Less than two hours separated a classroom shooting at Old Dominion University in Virginia and an attack on a major synagogue outside Detroit. The details are different, but the pressure point is the same. Who gets stopped, who slips through, and who decides what counts as terror?
What You Should Know
Authorities say one person was killed and two were wounded in a shooting at Old Dominion University, and no children were hurt when a man crashed into a Michigan synagogue and exchanged gunfire with security. The FBI is leading both investigations.
In Virginia, officials say the shooter was Mohamed Bailor Jalloh, a former Virginia Army National Guard member with a prior federal conviction tied to the Islamic State.
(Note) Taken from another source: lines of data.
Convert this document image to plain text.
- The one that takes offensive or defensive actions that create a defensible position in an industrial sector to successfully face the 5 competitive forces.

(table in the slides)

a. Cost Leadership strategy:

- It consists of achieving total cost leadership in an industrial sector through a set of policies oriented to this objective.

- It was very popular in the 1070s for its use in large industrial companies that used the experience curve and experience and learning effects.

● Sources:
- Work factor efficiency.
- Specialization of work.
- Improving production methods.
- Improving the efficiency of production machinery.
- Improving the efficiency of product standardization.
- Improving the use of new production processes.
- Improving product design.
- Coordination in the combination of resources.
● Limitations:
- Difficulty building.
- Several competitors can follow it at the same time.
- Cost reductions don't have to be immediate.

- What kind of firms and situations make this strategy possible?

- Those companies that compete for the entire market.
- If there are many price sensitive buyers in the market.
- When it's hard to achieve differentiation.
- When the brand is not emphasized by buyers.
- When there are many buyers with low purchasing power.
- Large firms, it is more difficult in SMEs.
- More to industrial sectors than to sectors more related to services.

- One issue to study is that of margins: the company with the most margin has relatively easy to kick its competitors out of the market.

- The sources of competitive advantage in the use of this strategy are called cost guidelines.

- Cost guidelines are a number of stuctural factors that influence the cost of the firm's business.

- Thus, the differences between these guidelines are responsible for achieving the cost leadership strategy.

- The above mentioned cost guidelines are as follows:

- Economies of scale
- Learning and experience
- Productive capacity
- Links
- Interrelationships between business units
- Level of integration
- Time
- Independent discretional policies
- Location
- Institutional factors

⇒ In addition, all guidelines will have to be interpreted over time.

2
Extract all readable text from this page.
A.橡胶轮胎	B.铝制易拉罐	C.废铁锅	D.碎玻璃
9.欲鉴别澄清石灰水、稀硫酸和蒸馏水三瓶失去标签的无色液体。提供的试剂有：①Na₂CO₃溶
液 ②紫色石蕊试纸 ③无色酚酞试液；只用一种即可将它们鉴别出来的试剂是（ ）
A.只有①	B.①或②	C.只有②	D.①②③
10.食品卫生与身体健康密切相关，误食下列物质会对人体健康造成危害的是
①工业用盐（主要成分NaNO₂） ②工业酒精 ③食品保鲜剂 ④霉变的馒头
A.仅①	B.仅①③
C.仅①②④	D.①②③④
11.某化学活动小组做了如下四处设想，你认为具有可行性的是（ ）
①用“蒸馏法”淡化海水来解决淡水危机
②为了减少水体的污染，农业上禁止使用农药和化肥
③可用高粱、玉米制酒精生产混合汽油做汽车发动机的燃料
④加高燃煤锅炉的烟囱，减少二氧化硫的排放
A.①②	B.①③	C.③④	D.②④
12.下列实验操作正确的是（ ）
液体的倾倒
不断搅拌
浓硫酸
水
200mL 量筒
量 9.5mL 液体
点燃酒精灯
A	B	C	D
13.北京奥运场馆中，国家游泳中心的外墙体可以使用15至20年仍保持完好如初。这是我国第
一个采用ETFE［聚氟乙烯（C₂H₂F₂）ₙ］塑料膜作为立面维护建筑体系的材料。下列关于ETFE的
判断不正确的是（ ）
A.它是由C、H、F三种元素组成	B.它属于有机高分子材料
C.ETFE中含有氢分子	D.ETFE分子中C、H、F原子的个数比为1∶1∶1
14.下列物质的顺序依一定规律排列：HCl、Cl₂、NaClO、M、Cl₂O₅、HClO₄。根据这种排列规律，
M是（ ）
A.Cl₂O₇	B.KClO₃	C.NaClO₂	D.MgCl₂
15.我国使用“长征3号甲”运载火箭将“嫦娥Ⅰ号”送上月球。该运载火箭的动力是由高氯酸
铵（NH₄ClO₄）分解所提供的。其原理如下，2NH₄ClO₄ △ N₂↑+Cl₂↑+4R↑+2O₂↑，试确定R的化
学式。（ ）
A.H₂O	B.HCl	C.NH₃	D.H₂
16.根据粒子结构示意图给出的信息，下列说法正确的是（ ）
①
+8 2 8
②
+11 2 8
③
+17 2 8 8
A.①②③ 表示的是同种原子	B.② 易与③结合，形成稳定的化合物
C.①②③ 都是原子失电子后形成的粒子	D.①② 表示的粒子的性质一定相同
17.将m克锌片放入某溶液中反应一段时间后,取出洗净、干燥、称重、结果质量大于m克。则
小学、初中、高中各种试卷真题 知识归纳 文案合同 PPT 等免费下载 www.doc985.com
In Michigan, authorities identified the attacker as Ayman Mohammad Ghazali, 41, a U.S. citizen who, officials said, had recently learned family members were killed in an Israeli airstrike in Lebanon.
Two Scenes, One Race to Intervene
At Old Dominion, authorities said Jalloh opened fire in a classroom after asking if an ROTC event was happening and yelling “Allahu akbar.” Officials said ROTC students rushed him, subdued him, and he was killed during the struggle, limiting what could have been a higher casualty count.
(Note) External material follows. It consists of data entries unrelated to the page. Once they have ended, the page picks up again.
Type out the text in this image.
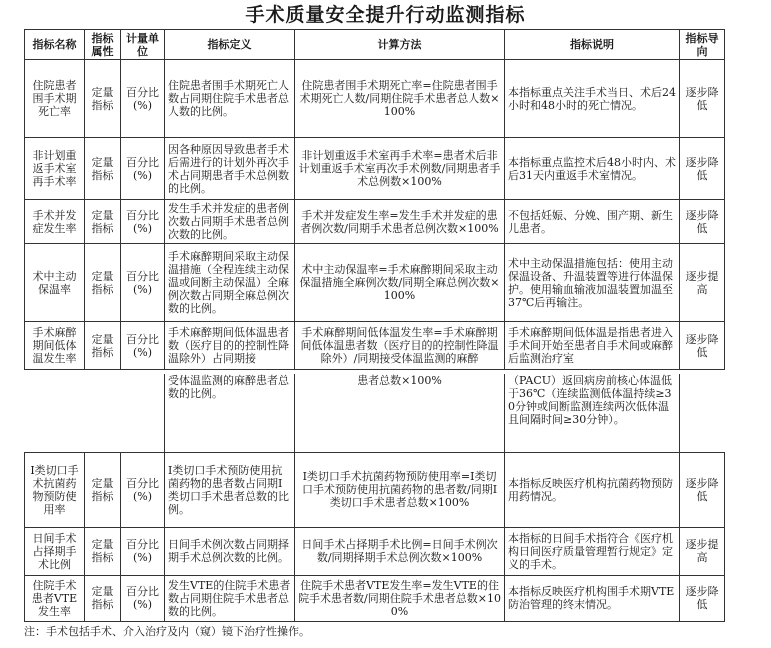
手术质量安全提升行动监测指标
指标名称	指标属性	计量单位	指标定义	计算方法	指标说明	指标导向
住院患者围手术期死亡率	定量指标	百分比(%)	住院患者围手术期死亡人数占同期住院手术患者总人数的比例。	住院患者围手术期死亡率=住院患者围手术期死亡人数/同期住院手术患者总人数×100%	本指标重点关注手术当日、术后24小时和48小时的死亡情况。	逐步降低
非计划重返手术室再手术率	定量指标	百分比(%)	因各种原因导致患者手术后需进行的计划外再次手术占同期患者手术总例数的比例。	非计划重返手术室再手术率=患者术后非计划重返手术室再次手术例数/同期患者手术总例数×100%	本指标重点监控术后48小时内、术后31天内重返手术室情况。	逐步降低
手术并发症发生率	定量指标	百分比(%)	发生手术并发症的患者例次数占同期手术患者总例次数的比例。	手术并发症发生率=发生手术并发症的患者例次数/同期手术患者总例次数×100%	不包括妊娠、分娩、围产期、新生儿患者。	逐步降低
术中主动保温率	定量指标	百分比(%)	手术麻醉期间采取主动保温措施（全程连续主动保温或间断主动保温）全麻例次数占同期全麻总例次数的比例。	术中主动保温率=手术麻醉期间采取主动保温措施全麻例次数/同期全麻总例次数×100%	术中主动保温措施包括：使用主动保温设备、升温装置等进行体温保护。使用输血输液加温装置加温至37℃后再输注。	逐步提高
手术麻醉期间低体温发生率	定量指标	百分比(%)	手术麻醉期间低体温患者数（医疗目的的控制性降温除外）占同期接	手术麻醉期间低体温发生率=手术麻醉期间低体温患者数（医疗目的的控制性降温除外）/同期接受体温监测的麻醉	手术麻醉期间低体温是指患者进入手术间开始至患者自手术间或麻醉后监测治疗室	逐步降低
			受体温监测的麻醉患者总数的比例。	患者总数×100%	（PACU）返回病房前核心体温低于36℃（连续监测低体温持续≥30分钟或间断监测连续两次低体温且间隔时间≥30分钟）。	
I类切口手术抗菌药物预防使用率	定量指标	百分比(%)	I类切口手术预防使用抗菌药物的患者数占同期I类切口手术患者总数的比例。	I类切口手术抗菌药物预防使用率=I类切口手术预防使用抗菌药物的患者数/同期I类切口手术患者总数×100%	本指标反映医疗机构抗菌药物预防用药情况。	逐步降低
日间手术占择期手术比例	定量指标	百分比(%)	日间手术例次数占同期择期手术总例次数的比例。	日间手术占择期手术比例=日间手术例次数/同期择期手术总例次数×100%	本指标的日间手术指符合《医疗机构日间医疗质量管理暂行规定》定义的手术。	逐步提高
住院手术患者VTE发生率	定量指标	百分比(%)	发生VTE的住院手术患者数占同期住院手术患者总数的比例。	住院手术患者VTE发生率=发生VTE的住院手术患者数/同期住院手术患者总数×100%	本指标反映医疗机构围手术期VTE防治管理的终末情况。	逐步降低
注：手术包括手术、介入治疗及内（窥）镜下治疗性操作。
The person killed was identified by authorities as Lt. Col. Brandon Shah, described as an ROTC leader. Sentara Health said one of the wounded was released, and another was listed in fair condition, turning the focus from immediate triage to the harder questions about how a campus ended up in a gunfight.
The Terror Label, and the Paper Trail Behind It
FBI Director Kash Patel said on social media that the Old Dominion shooting was being investigated as an act of terrorism. That framing immediately put Jalloh’s past front and center, because court records and law enforcement accounts say he pleaded guilty in 2017 to providing material support to a designated foreign terrorist organization and received an 11-year sentence.
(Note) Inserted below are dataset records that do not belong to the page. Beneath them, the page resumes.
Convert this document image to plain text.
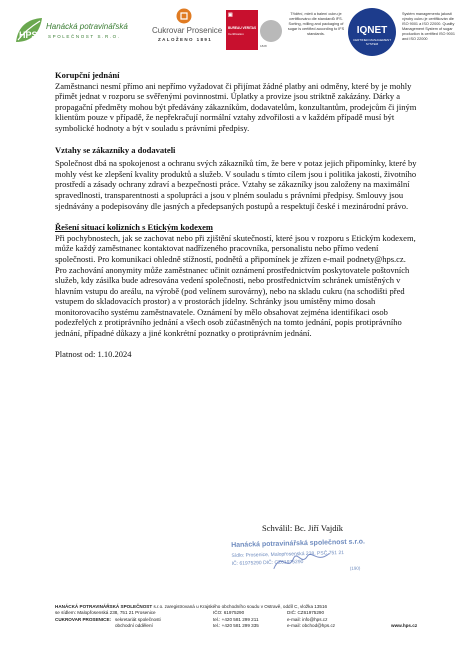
HPS
Hanácká potravinářská
SPOLEČNOST S.R.O.
Cukrovar Prosenice
ZALOŽENO 1891
▣
BUREAU VERITAS
Certification
1828
Třídění, mletí a balení cukru je certifikováno dle standardů IFS. Sorting, milling and packaging of sugar is certified according to IFS standards.	IQNET
CERTIFIED MANAGEMENT SYSTEM
Systém managementu jakosti výroby cukru je certifikován dle ISO 9001 a ISO 22000. Quality Management System of sugar production is certified ISO 9001 and ISO 22000
Korupční jednání

Zaměstnanci nesmí přímo ani nepřímo vyžadovat či přijímat žádné platby ani odměny, které by je mohly přimět jednat v rozporu se svěřenými povinnostmi. Úplatky a provize jsou striktně zakázány. Dárky a propagační předměty mohou být předávány zákazníkům, dodavatelům, konzultantům, prodejcům či jiným klientům pouze v případě, že nepřekračují normální vztahy zdvořilosti a v každém případě musí být symbolické hodnoty a být v souladu s právními předpisy.

Vztahy se zákazníky a dodavateli

Společnost dbá na spokojenost a ochranu svých zákazníků tím, že bere v potaz jejich připomínky, které by mohly vést ke zlepšení kvality produktů a služeb. V souladu s tímto cílem jsou i politika jakosti, životního prostředí a zásady ochrany zdraví a bezpečnosti práce. Vztahy se zákazníky jsou založeny na maximální spravedlnosti, transparentnosti a spolupráci a jsou v plném souladu s právními předpisy. Smlouvy jsou sjednávány a podepisovány dle jasných a předepsaných postupů a respektují české i mezinárodní právo.

Řešení situací kolizních s Etickým kodexem

Při pochybnostech, jak se zachovat nebo při zjištění skutečností, které jsou v rozporu s Etickým kodexem, může každý zaměstnanec kontaktovat nadřízeného pracovníka, personalistu nebo přímo vedení společnosti. Pro komunikaci ohledně stížností, podnětů a připomínek je zřízen e-mail podnety@hps.cz. Pro zachování anonymity může zaměstnanec učinit oznámení prostřednictvím poskytovatele poštovních služeb, kdy zásilka bude adresována vedení společnosti, nebo prostřednictvím schránek umístěných v hlavním vstupu do areálu, na výrobě (pod velínem surovárny), nebo na skladu cukru (na schodišti před vstupem do skladovacích prostor) a v prostorách jídelny. Schránky jsou umístěny mimo dosah monitorovacího systému zaměstnavatele. Oznámení by mělo obsahovat zejména identifikaci osob podezřelých z protiprávního jednání a všech osob zúčastněných na tomto jednání, popis protiprávního jednání, případné důkazy a jiné konkrétní poznatky o protiprávním jednání.

Platnost od: 1.10.2024

Schválil: Bc. Jiří Vajdík
Hanácká potravinářská společnost s.r.o.
Sídlo: Prosenice, Malopřosenská 238, PSČ 751 21
IČ: 61975290 DIČ: CZ61975290
(190)
HANÁCKÁ POTRAVINÁŘSKÁ SPOLEČNOST s.r.o. zaregistrovaná u Krajského obchodního soudu v Ostravě, oddíl C, vložka 13516
se sídlem: Malopřosenská 238, 751 21 Prosenice	IČO: 61975290	DIČ: CZ61975290
CUKROVAR PROSENICE: sekretariát společnosti	tel.: +420 581 299 211	e-mail: info@hps.cz
obchodní oddělení	tel.: +420 581 299 335	e-mail: obchod@hps.cz	www.hps.cz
But the timeline that followed is where the contradiction lives. Associated Press reporting said Jalloh was released early after completing a drug treatment program, even though it was not clear how he qualified because terrorism-related cases are typically ineligible for sentence-reducing credits. Court records also show he moved through a residential reentry center, and officials said he was on probation and taking online classes at the university when the shooting happened.
At the Synagogue, Planning Beat Firepower
In Michigan, authorities said Ghazali waited outside Temple Israel near Detroit for about two hours with a rifle, commercial-grade fireworks, and containers of liquid believed to be gasoline, then rammed into the building while children and staff were inside. Officials said an armed security guard exchanged gunfire with him, and Ghazali later shot himself after his vehicle became stuck and caught fire.
The FBI described it as violence targeting the Jewish community, but said there was not enough evidence yet to call it an act of terror. Oakland County Sheriff Mike Bouchard credited preparation and training for the quick response, and federal authorities said a security officer was struck by the vehicle and knocked unconscious.
For institutions that live on open doors and predictable schedules, the takeaway is not abstract. Investigators are now parsing motive, paperwork, and warning signs, while campuses and congregations watch how quickly the system can shift from prevention plans to classification fights.